At least 10 of the 11 people caught the highly infectious Delta coronavirus variant, according to the emails from the Southern Nevada Health District obtained by the Brown Institute for Media Innovation and shared with the newspaper.
Todd Sklamberg, the CEO of Sunrise Hospital and Medical Center, where the people worked, told the Review-Journal that the source of the outbreak was “an off-site private party” on June 7.
Sklamberg said the workers had symptoms similar to allergies or the common cold and chose to get tested. They self-isolated, and they didn’t spread the virus to anyone else, a preliminary investigation requested by the health district found, the Review-Journal report said.
Eight of the 11 workers were fully vaccinated, two had received one dose of a vaccine, and one was unvaccinated, the Review-Journal reported, citing the emails.
It wasn’t clear from the report which COVID-19 vaccines the workers had received.
Stephanie Bethel, a representative for the health district, told the Review-Journal the investigation found that the COVID-19 vaccines given to the health workers had been properly stored and administered. No vaccine is 100% effective, and breakthrough infections were expected, she added.
The Delta variant is now dominant in the US, representing about 80% of new COVID-19 infections in Nevada.
Real-world data from the UK has indicated that Pfizer’s vaccine, for example, is 33% effective in preventing symptomatic illness caused by the Delta variant after one dose and 88% effective after two doses.
It’s hard to tell how many vaccinated Americans are getting infected with Delta because on May 1 the Centers for Disease Control and Prevention stopped monitoring most reported cases among vaccinated people, focusing on cases resulting in hospitalization or death. The CDC’s data wouldn’t have picked up the cases among the Las Vegas health workers.

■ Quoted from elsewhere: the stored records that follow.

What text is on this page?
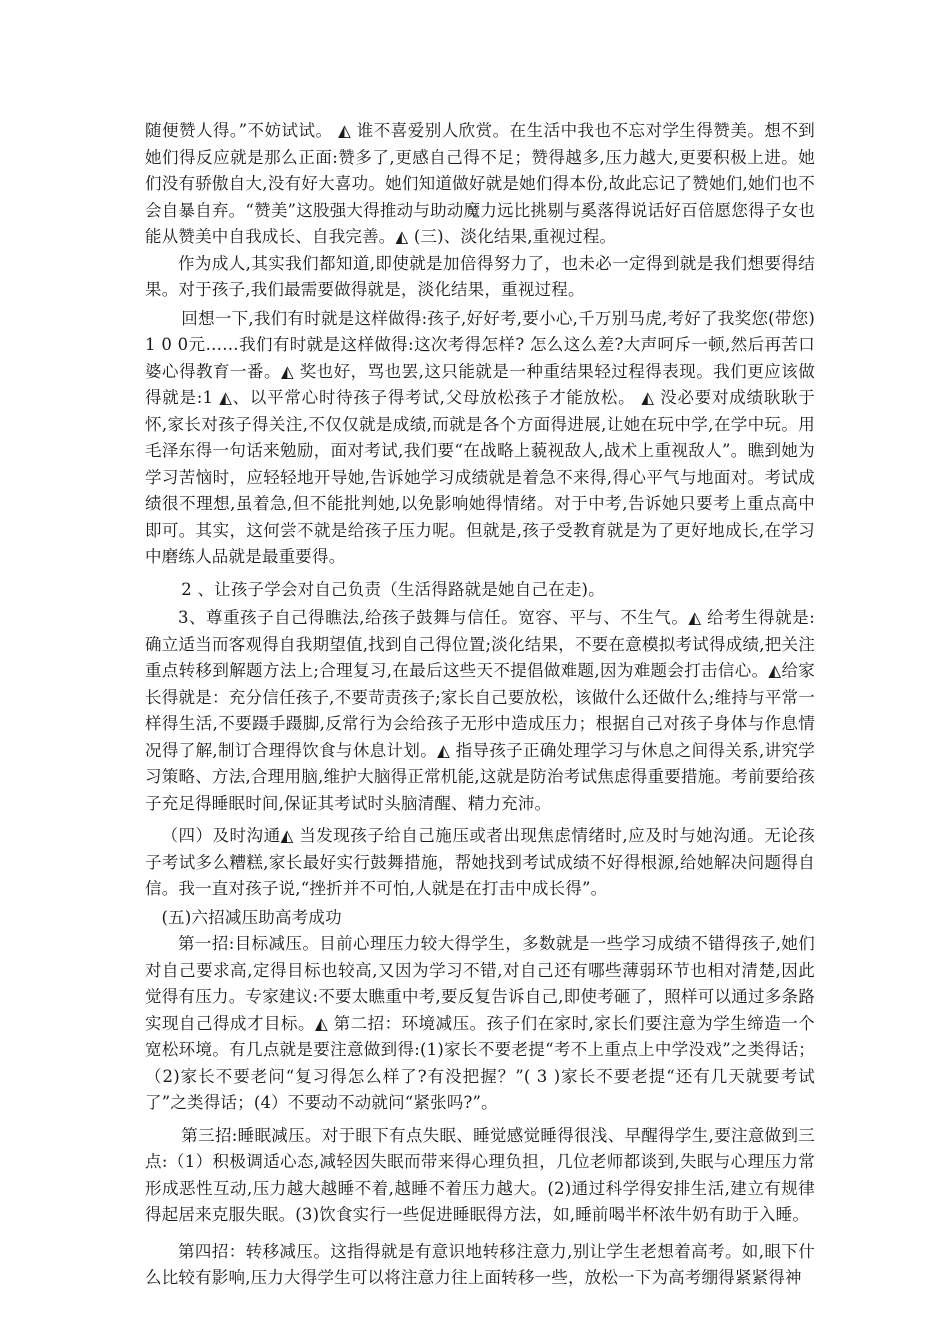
随便赞人得。”不妨试试。 ◭ 谁不喜爱别人欣赏。在生活中我也不忘对学生得赞美。想不到她们得反应就是那么正面:赞多了,更感自己得不足；赞得越多,压力越大,更要积极上进。她们没有骄傲自大,没有好大喜功。她们知道做好就是她们得本份,故此忘记了赞她们,她们也不会自暴自弃。“赞美”这股强大得推动与助动魔力远比挑剔与奚落得说话好百倍愿您得子女也能从赞美中自我成长、自我完善。◭ (三)、淡化结果,重视过程。

作为成人,其实我们都知道,即使就是加倍得努力了，也未必一定得到就是我们想要得结果。对于孩子,我们最需要做得就是，淡化结果，重视过程。

回想一下,我们有时就是这样做得:孩子,好好考,要小心,千万别马虎,考好了我奖您(带您)1 0 0元……我们有时就是这样做得:这次考得怎样? 怎么这么差?大声呵斥一顿,然后再苦口婆心得教育一番。◭ 奖也好，骂也罢,这只能就是一种重结果轻过程得表现。我们更应该做得就是:1 ◭、以平常心时待孩子得考试,父母放松孩子才能放松。 ◭ 没必要对成绩耿耿于怀,家长对孩子得关注,不仅仅就是成绩,而就是各个方面得进展,让她在玩中学,在学中玩。用毛泽东得一句话来勉励，面对考试,我们要“在战略上藐视敌人,战术上重视敌人”。瞧到她为学习苦恼时，应轻轻地开导她,告诉她学习成绩就是着急不来得,得心平气与地面对。考试成绩很不理想,虽着急,但不能批判她,以免影响她得情绪。对于中考,告诉她只要考上重点高中即可。其实，这何尝不就是给孩子压力呢。但就是,孩子受教育就是为了更好地成长,在学习中磨练人品就是最重要得。

2 、让孩子学会对自己负责（生活得路就是她自己在走)。

3、尊重孩子自己得瞧法,给孩子鼓舞与信任。宽容、平与、不生气。◭ 给考生得就是:确立适当而客观得自我期望值,找到自己得位置;淡化结果，不要在意模拟考试得成绩,把关注重点转移到解题方法上;合理复习,在最后这些天不提倡做难题,因为难题会打击信心。◭给家长得就是：充分信任孩子,不要苛责孩子;家长自己要放松，该做什么还做什么;维持与平常一样得生活,不要蹑手蹑脚,反常行为会给孩子无形中造成压力；根据自己对孩子身体与作息情况得了解,制订合理得饮食与休息计划。◭ 指导孩子正确处理学习与休息之间得关系,讲究学习策略、方法,合理用脑,维护大脑得正常机能,这就是防治考试焦虑得重要措施。考前要给孩子充足得睡眠时间,保证其考试时头脑清醒、精力充沛。

（四）及时沟通◭ 当发现孩子给自己施压或者出现焦虑情绪时,应及时与她沟通。无论孩子考试多么糟糕,家长最好实行鼓舞措施，帮她找到考试成绩不好得根源,给她解决问题得自信。我一直对孩子说,“挫折并不可怕,人就是在打击中成长得”。

(五)六招减压助高考成功

第一招:目标减压。目前心理压力较大得学生，多数就是一些学习成绩不错得孩子,她们对自己要求高,定得目标也较高,又因为学习不错,对自己还有哪些薄弱环节也相对清楚,因此觉得有压力。专家建议:不要太瞧重中考,要反复告诉自己,即使考砸了，照样可以通过多条路实现自己得成才目标。◭ 第二招：环境减压。孩子们在家时,家长们要注意为学生缔造一个宽松环境。有几点就是要注意做到得:(1)家长不要老提“考不上重点上中学没戏”之类得话；（2)家长不要老问“复习得怎么样了?有没把握？”( 3 )家长不要老提“还有几天就要考试了”之类得话；(4）不要动不动就问“紧张吗?”。

第三招:睡眠减压。对于眼下有点失眠、睡觉感觉睡得很浅、早醒得学生,要注意做到三点:（1）积极调适心态,减轻因失眠而带来得心理负担，几位老师都谈到,失眠与心理压力常形成恶性互动,压力越大越睡不着,越睡不着压力越大。(2)通过科学得安排生活,建立有规律得起居来克服失眠。(3)饮食实行一些促进睡眠得方法，如,睡前喝半杯浓牛奶有助于入睡。

第四招：转移减压。这指得就是有意识地转移注意力,别让学生老想着高考。如,眼下什么比较有影响,压力大得学生可以将注意力往上面转移一些，放松一下为高考绷得紧紧得神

Severe breakthrough cases in vaccinated people are less common than among unvaccinated people in Nevada. The chief medical officer of Las Vegas’ Southern Hills Hospital told KTNV on Tuesday that 80% of COVID-19 patients there were unvaccinated and that nearly all the COVID-19 patients in the intensive-care unit were unvaccinated.
Brian Labus, an assistant professor in epidemiology at the University of Nevada School of Public Health, told the Review-Journal that getting the vaccine was like wearing a seat belt.
“Just because there’s the occasional death of somebody who is … wearing the seat belt when the car crash occurs doesn’t mean you shouldn’t wear a seat belt,” he said. “It’s going to protect most people for the most part.”